The four numbers after ‘Page’ correspond to the notebook
page number.
This is followed by an underscore and the date the meeting took place,
e.g. ‘03.10.2005’. AVI files are video clips that show a
re-drawing of
all pen stroke sequences for a given page (although not in the same
time as the original event). Still images showing a page of notes are
stored in JPEG files.
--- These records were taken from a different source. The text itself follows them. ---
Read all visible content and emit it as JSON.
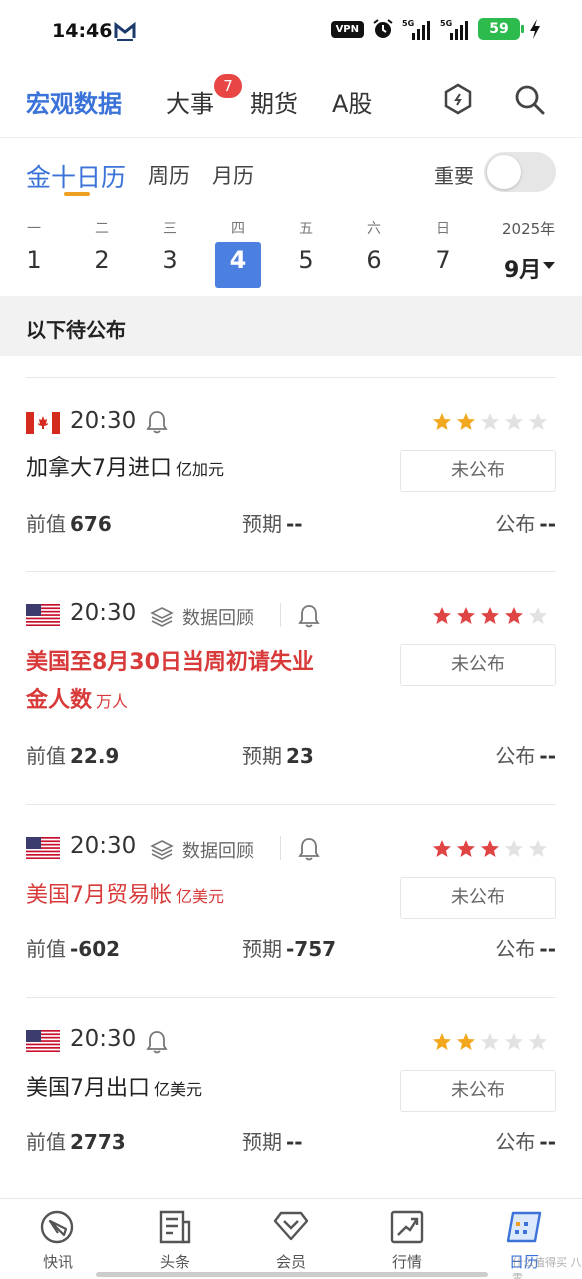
{
  "status_bar": {
    "time": "14:46",
    "vpn": "VPN",
    "net1": "5G",
    "net2": "5G",
    "battery": "59"
  },
  "top_nav": {
    "tabs": [
      {
        "label": "宏观数据",
        "active": true
      },
      {
        "label": "大事",
        "badge": "7"
      },
      {
        "label": "期货"
      },
      {
        "label": "A股"
      }
    ],
    "icons": [
      "hexagon-icon",
      "search-icon"
    ]
  },
  "sub_tabs": {
    "items": [
      "金十日历",
      "周历",
      "月历"
    ],
    "important_label": "重要"
  },
  "week": {
    "days": [
      {
        "wd": "一",
        "dn": "1"
      },
      {
        "wd": "二",
        "dn": "2"
      },
      {
        "wd": "三",
        "dn": "3"
      },
      {
        "wd": "四",
        "dn": "4",
        "selected": true
      },
      {
        "wd": "五",
        "dn": "5"
      },
      {
        "wd": "六",
        "dn": "6"
      },
      {
        "wd": "日",
        "dn": "7"
      }
    ],
    "year": "2025年",
    "month": "9月"
  },
  "pending_label": "以下待公布",
  "events": [
    {
      "country": "canada",
      "time": "20:30",
      "review": "",
      "stars": 2,
      "star_color": "#f2a81e",
      "title": "加拿大7月进口",
      "unit": "亿加元",
      "status": "未公布",
      "prev_label": "前值",
      "prev": "676",
      "exp_label": "预期",
      "exp": "--",
      "pub_label": "公布",
      "pub": "--"
    },
    {
      "country": "usa",
      "time": "20:30",
      "review": "数据回顾",
      "stars": 4,
      "star_color": "#e04545",
      "title_line1": "美国至8月30日当周初请失业",
      "title_line2": "金人数",
      "unit": "万人",
      "status": "未公布",
      "prev_label": "前值",
      "prev": "22.9",
      "exp_label": "预期",
      "exp": "23",
      "pub_label": "公布",
      "pub": "--"
    },
    {
      "country": "usa",
      "time": "20:30",
      "review": "数据回顾",
      "stars": 3,
      "star_color": "#e04545",
      "title": "美国7月贸易帐",
      "unit": "亿美元",
      "status": "未公布",
      "prev_label": "前值",
      "prev": "-602",
      "exp_label": "预期",
      "exp": "-757",
      "pub_label": "公布",
      "pub": "--"
    },
    {
      "country": "usa",
      "time": "20:30",
      "review": "",
      "stars": 2,
      "star_color": "#f2a81e",
      "title": "美国7月出口",
      "unit": "亿美元",
      "status": "未公布",
      "prev_label": "前值",
      "prev": "2773",
      "exp_label": "预期",
      "exp": "--",
      "pub_label": "公布",
      "pub": "--"
    }
  ],
  "bottom_nav": [
    {
      "label": "快讯",
      "icon": "flash-news-icon"
    },
    {
      "label": "头条",
      "icon": "headline-icon"
    },
    {
      "label": "会员",
      "icon": "vip-icon"
    },
    {
      "label": "行情",
      "icon": "market-icon"
    },
    {
      "label": "日历",
      "icon": "calendar-icon",
      "active": true
    }
  ],
  "watermark": "什么值得买 八零"
}
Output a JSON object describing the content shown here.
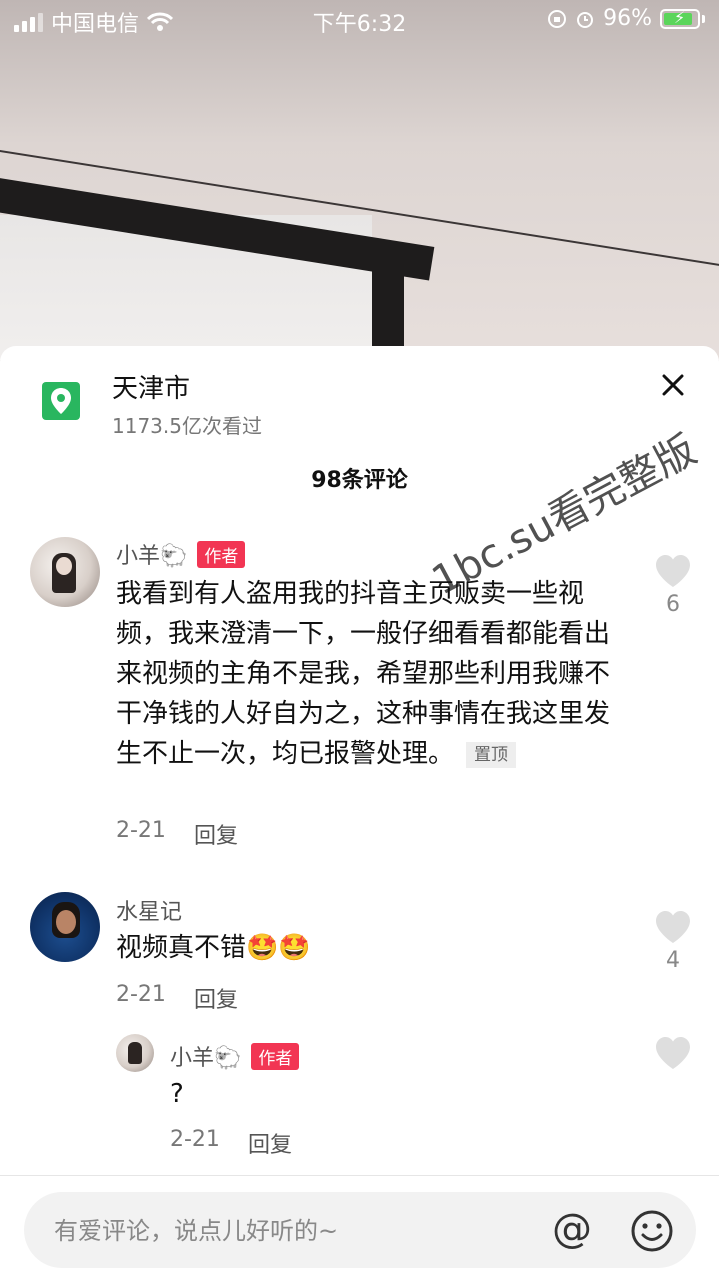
{
  "status_bar": {
    "carrier": "中国电信",
    "time": "下午6:32",
    "battery": "96%"
  },
  "location": {
    "title": "天津市",
    "views": "1173.5亿次看过"
  },
  "comments_header": "98条评论",
  "watermark": "1bc.su看完整版",
  "comments": [
    {
      "user": "小羊🐑",
      "tag": "作者",
      "text": "我看到有人盗用我的抖音主页贩卖一些视频，我来澄清一下，一般仔细看看都能看出来视频的主角不是我，希望那些利用我赚不干净钱的人好自为之，这种事情在我这里发生不止一次，均已报警处理。",
      "pinned": "置顶",
      "date": "2-21",
      "reply": "回复",
      "likes": "6"
    },
    {
      "user": "水星记",
      "text": "视频真不错🤩🤩",
      "date": "2-21",
      "reply": "回复",
      "likes": "4"
    },
    {
      "user": "小羊🐑",
      "tag": "作者",
      "text": "?",
      "date": "2-21",
      "reply": "回复"
    }
  ],
  "input": {
    "placeholder": "有爱评论，说点儿好听的~"
  },
  "colors": {
    "accent": "#f23553",
    "location_green": "#29b65f"
  }
}
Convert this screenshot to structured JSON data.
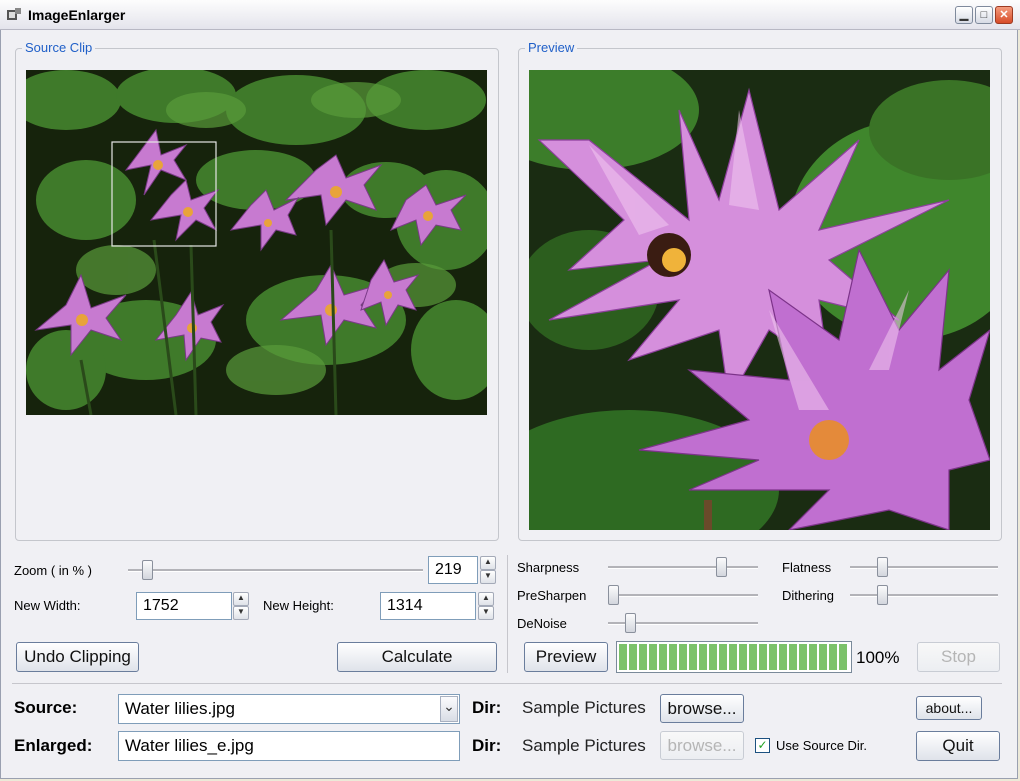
{
  "window": {
    "title": "ImageEnlarger",
    "min_symbol": "▁",
    "max_symbol": "□",
    "close_symbol": "✕"
  },
  "source_clip": {
    "legend": "Source Clip"
  },
  "preview_box": {
    "legend": "Preview"
  },
  "zoom": {
    "label": "Zoom ( in % )",
    "value": "219",
    "slider_fraction": 0.05
  },
  "size": {
    "width_label": "New Width:",
    "width_value": "1752",
    "height_label": "New Height:",
    "height_value": "1314"
  },
  "filters": {
    "sharpness": {
      "label": "Sharpness",
      "level": 0.78
    },
    "presharpen": {
      "label": "PreSharpen",
      "level": 0.0
    },
    "denoise": {
      "label": "DeNoise",
      "level": 0.12
    },
    "flatness": {
      "label": "Flatness",
      "level": 0.2
    },
    "dithering": {
      "label": "Dithering",
      "level": 0.2
    }
  },
  "buttons": {
    "undo_clipping": "Undo Clipping",
    "calculate": "Calculate",
    "preview": "Preview",
    "stop": "Stop",
    "browse_source": "browse...",
    "browse_enlarged": "browse...",
    "about": "about...",
    "quit": "Quit"
  },
  "progress": {
    "percent_text": "100%",
    "fraction": 1.0
  },
  "source": {
    "label": "Source:",
    "file": "Water lilies.jpg",
    "dir_label": "Dir:",
    "dir": "Sample Pictures"
  },
  "enlarged": {
    "label": "Enlarged:",
    "file": "Water lilies_e.jpg",
    "dir_label": "Dir:",
    "dir": "Sample Pictures",
    "use_source_dir_label": "Use Source Dir.",
    "use_source_dir_checked": true
  },
  "icons": {
    "app": "app-icon",
    "dropdown": "chevron-down-icon",
    "spin_up": "▲",
    "spin_down": "▼",
    "check": "✓",
    "dropdown_glyph": "⌄"
  }
}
Raw pen data may be found in XML files with the
PEN extension.
Whiteboard data
Whiteboard data can be found in a meeting's /whiteboard
subdirectory, and also consist of a set of AVI, JPEG, and XML files.
File IDs are very straightforward, taking the form [meetingID].strokes.
As described above for pen data, AVI files encode short video clips in
which pen stroke sequences are redrawn. Still images of whiteboard
content are stored in JPEG files, and raw whiteboard data are in XML
files.
Slide data
The "slides" directory contains JPEG files that are screenshots of the
automatically captured projection. A software was integrated into the
system to automatically detect the slide changes. Associated plain text
files are the automatic optical character recognition outputs. A set of
HTML files allows to quickly browse the slides on a web browser; two
XML files are for use in JFerret browser.